Rosario López
Colombia
“I had a set round: I would walk from my house—on Calle 22 at that time, next to the Universidad Jorge Tadeo Lozano—to my work—at the Ministry of Culture—on the corner of Calle 11 and Carrera Quinta. I would walk without paying too much attention to the landscape. By encountering these forms something immediately ‘clicked’ inside me. I recalled one of Robert Morris’ works, which are white pieces, very geometrical, rigid, and formal in their construction. The ‘fat corners’ interested me as something postminimalist, a totally criollo gesture of minimalism. I worked at that time as a bureaucrat in the Ministry of Culture, and since I had no workshop at home, I found that the only way to stay in contact with my artistic work was photographic documentation. I was inspired by whatever was nearest to me at that time and, as you see, I discovered these relations between sculpture and the new city that were opening up for me. I feel I really appropriated that space, even as the space itself took possession of me.”— Rosario López
Born in 1970 in Bogotá, Colombia. Lives in Bogotá, Colombia.
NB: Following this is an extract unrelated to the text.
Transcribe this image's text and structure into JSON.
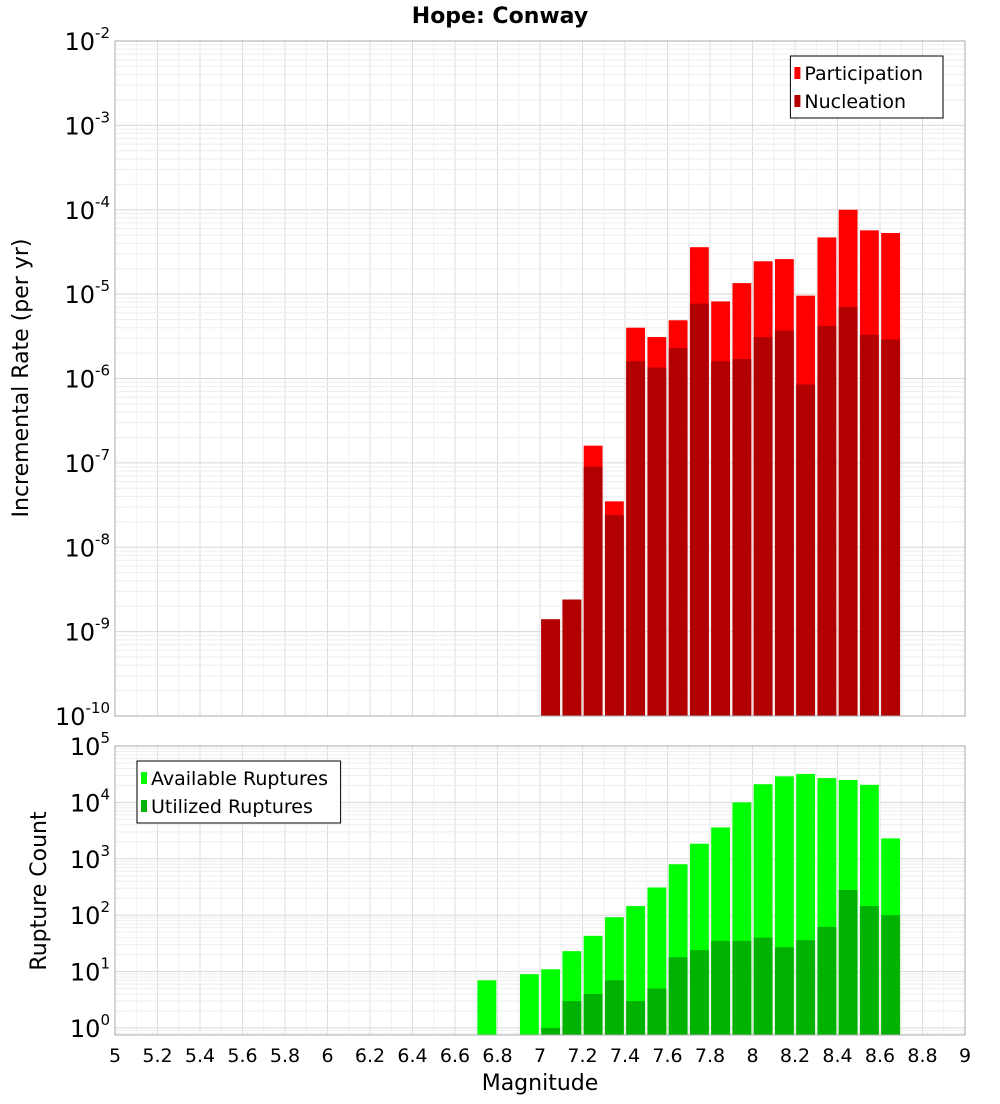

Rosario López studied visual arts at the Universidad de Los Andes in Bogotá and then earned a master’s degree in sculpture at the Chelsea College of Art and Design in London. She has been professor of sculpture at the Universidad Nacional de Colombia since 1999. From 2004 to 2006, she was academic coordinator of the master’s program in visual arts at the same university. She has participated in various group exhibitions, including the 7th Bienal de Arte de Bogotá in 2000, where she won first prize for her project Esquinas gordas. She currently lives and works in Bogotá.